Norwalk-like Viruses and Their Receptors

诺沃克样病毒及其受体

• 批准号: 6871768
• 负责人: Xi Jiang
• 金额: $ 16.82万
• 依托单位: CINCINNATI CHILDRENS HOSP MED CTR
• 依托单位国家: 美国
• 财政年份: 2005
• 资助国家: 美国
• 起止时间: 2005-08-01 至 2010-01-31
• 项目状态: 已结题
• 来源: https://reporter.nih.gov/project-details/6871768
• 关键词: Norwalk virus; X ray crystallography; acute infectious nonbacterial gastroenteritis; antiserum; blood group antigens; capsid; clinical research; computer simulation; guinea pigs; host organism interaction; human tissue; laboratory mouse; laboratory rabbit; monoclonal antibody; protein binding; protein structure; receptor binding; virus genetics; virus infection mechanism; virus protein; virus receptors

DESCRIPTION (provided by applicant): Norwalk-like viruses (NLVs) are single-stranded, positive-sense RNA viruses that cause acute gastroenteritis in humans. The viruses are highly contagious, resistant to environmental conditions, and spread quickly by surface contact or person-to-person transmission. NLVs commonly cause large food- and water-borne outbreaks in a variety of settings, both civilian and military. NLVs have been difficult to study due to the lack of cell culture and animal models. There is no treatment available for NLV infection and the high genetic and antigenic diversity of NLVs makes it difficult to prevent the disease by a vaccination. We have recently observed that the prototype Norwalk virus (NV) uses the human histo-blood group antigens as receptors for infection. This discovery opens a way to develop strategies to control NLV disease. Extended studies showed that different NLVs recognize different receptors defined by secretor, Lewis, and ABO types. Glycoconjugates containing these major histo-blood epitopes were found to be responsible for NLV binding and similar glycoconjugates found in human milk protected breast-fed infants from NLV infection. Thus, human histo-blood group antigens play a critical role in the host specificity to NLV infection. Inhibitors that block NLV attachment/entry to intestinal epithelial cells may be developed as an effective antiviral drug against NLVs. Towards this future goal, the following three specific aims are proposed. Specific aim 1. To characterize the genetic variability of Norwalk-like viruses (NLVs) and their binding to human histo-blood group antigens for extended strain diversity. Specific aim 2. To map the domain(s) of NLV capsids that bind to human histo-blood group antigens by computer modeling and biochemistry approaches. Specific aim 3. To determine the crystal structure of NLV capsid and sub-capsid units in the presence and absence of human histo-blood group antigens.
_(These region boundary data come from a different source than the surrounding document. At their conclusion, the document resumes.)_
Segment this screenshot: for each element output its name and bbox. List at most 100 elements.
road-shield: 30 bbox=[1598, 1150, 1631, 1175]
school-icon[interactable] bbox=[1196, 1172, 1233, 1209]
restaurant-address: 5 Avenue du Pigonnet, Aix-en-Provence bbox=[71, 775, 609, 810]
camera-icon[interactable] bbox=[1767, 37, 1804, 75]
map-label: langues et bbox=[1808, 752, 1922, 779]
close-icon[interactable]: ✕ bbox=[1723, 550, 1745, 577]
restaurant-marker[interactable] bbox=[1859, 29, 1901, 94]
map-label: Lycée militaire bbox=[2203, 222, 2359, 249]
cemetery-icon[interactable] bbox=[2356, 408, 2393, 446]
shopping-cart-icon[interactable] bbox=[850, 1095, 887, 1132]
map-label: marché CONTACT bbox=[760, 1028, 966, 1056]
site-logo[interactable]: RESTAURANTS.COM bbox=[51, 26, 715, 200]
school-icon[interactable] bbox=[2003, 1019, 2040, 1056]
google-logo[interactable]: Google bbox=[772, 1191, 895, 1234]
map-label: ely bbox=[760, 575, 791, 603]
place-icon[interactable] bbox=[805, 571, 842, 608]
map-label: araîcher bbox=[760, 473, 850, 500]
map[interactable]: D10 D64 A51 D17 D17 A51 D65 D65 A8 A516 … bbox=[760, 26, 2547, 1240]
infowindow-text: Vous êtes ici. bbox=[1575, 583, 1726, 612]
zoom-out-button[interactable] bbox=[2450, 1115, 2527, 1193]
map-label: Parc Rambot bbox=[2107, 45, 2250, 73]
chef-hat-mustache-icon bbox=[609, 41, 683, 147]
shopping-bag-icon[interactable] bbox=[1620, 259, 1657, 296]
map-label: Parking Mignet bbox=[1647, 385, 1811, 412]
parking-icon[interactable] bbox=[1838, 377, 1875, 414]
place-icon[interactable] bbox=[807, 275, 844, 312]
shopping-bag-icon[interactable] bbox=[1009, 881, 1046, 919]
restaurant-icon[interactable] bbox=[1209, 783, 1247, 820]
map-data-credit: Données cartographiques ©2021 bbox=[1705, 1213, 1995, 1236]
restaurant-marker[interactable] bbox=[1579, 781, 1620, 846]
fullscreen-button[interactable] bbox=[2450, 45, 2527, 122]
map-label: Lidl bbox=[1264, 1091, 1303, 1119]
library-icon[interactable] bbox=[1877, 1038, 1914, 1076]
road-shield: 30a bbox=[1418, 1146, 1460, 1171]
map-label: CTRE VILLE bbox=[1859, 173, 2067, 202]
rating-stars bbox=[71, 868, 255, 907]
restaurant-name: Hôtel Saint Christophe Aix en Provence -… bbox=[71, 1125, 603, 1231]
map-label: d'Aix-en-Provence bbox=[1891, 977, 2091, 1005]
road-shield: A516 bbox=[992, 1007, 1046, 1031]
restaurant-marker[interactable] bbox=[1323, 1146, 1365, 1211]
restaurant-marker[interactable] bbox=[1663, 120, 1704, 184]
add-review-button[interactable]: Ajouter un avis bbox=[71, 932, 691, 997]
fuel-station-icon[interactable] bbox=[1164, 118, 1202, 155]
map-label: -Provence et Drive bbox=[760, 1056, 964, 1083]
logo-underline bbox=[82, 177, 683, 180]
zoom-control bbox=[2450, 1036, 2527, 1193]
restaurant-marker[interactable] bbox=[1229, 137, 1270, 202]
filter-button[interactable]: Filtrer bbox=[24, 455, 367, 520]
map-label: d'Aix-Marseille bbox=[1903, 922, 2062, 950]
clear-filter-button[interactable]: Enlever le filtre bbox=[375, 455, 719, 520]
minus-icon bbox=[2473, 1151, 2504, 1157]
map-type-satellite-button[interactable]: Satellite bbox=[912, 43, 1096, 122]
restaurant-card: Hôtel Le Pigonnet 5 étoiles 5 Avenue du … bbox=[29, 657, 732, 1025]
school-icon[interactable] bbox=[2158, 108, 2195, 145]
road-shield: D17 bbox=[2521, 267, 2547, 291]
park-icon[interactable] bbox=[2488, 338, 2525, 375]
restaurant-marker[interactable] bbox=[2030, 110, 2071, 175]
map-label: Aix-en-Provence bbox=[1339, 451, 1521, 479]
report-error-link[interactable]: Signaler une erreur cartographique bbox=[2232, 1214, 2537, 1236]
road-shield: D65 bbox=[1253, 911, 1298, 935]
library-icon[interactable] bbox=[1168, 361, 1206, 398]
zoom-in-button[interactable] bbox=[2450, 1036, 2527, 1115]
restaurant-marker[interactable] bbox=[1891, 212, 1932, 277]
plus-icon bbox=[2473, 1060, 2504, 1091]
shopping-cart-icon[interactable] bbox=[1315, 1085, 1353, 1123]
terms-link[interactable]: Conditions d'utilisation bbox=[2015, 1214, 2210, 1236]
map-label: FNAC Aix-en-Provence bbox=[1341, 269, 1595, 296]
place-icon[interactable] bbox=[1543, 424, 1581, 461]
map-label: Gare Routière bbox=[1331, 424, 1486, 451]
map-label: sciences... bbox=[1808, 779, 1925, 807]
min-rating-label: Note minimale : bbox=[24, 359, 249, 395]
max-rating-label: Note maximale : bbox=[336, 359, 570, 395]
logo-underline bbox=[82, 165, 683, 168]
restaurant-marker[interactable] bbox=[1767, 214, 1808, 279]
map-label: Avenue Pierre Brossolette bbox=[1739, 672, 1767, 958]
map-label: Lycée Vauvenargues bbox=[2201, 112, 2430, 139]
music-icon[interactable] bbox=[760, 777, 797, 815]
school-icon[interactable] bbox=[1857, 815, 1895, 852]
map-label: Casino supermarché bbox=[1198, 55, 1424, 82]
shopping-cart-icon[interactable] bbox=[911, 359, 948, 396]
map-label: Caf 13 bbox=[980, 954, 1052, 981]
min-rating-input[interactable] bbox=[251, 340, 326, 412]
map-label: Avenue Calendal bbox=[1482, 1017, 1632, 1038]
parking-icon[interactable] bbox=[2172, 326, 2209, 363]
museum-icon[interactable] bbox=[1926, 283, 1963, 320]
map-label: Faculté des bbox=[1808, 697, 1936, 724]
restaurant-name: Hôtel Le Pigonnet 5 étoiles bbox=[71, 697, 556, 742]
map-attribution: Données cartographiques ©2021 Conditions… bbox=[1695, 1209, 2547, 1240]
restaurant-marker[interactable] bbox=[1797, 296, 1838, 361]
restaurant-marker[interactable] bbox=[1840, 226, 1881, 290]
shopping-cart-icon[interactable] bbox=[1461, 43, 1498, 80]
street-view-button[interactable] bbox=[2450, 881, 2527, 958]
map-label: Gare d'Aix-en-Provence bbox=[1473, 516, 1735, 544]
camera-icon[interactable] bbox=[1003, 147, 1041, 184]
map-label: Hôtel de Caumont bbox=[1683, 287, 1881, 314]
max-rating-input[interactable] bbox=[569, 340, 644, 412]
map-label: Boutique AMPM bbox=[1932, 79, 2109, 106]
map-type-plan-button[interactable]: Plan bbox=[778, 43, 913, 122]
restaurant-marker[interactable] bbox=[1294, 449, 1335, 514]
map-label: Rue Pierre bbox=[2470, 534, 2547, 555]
描述（由申请方提供）：诺瓦克样病毒（NLV）是一种单链、正义RNA病毒，可引起人类急性胃肠炎。 这些病毒具有高度传染性，对环境条件具有抵抗力，并通过表面接触或人与人之间的传播迅速传播。 NLV通常在各种环境中（包括民用和军事）引起大规模的食物和水传播疫情。 由于缺乏细胞培养和动物模型，NLV一直难以研究。 NLV感染没有可用的治疗方法，并且NLV的高遗传和抗原多样性使得难以通过疫苗接种来预防该疾病。 我们最近观察到诺沃克病毒（NV）的原型使用人类组织血型抗原作为感染受体。这一发现为制定控制NLV疾病的策略开辟了道路。 扩展研究表明，不同的NLV识别分泌型、刘易斯型和ABO型定义的不同受体。发现含有这些主要组织-血液表位的糖缀合物负责NLV结合，并且在母乳中发现的类似糖缀合物保护母乳喂养的婴儿免受NLV感染。 因此，人类组织血型抗原在NLV感染的宿主特异性中起关键作用。 阻断NLV附着/进入肠上皮细胞的抑制剂可能被开发为针对NLV的有效抗病毒药物。 为实现这一未来目标，提出了以下三个具体目标。 具体目标1.描述诺瓦克样病毒（NLV）的遗传变异及其与人类组织血型抗原的结合，以扩大毒株多样性。 具体目标2。通过计算机模拟和生物化学方法定位NLV衣壳与人组织血型抗原结合的结构域。 具体目标3。确定存在和不存在人组织血型抗原时NLV衣壳和亚衣壳单位的晶体结构。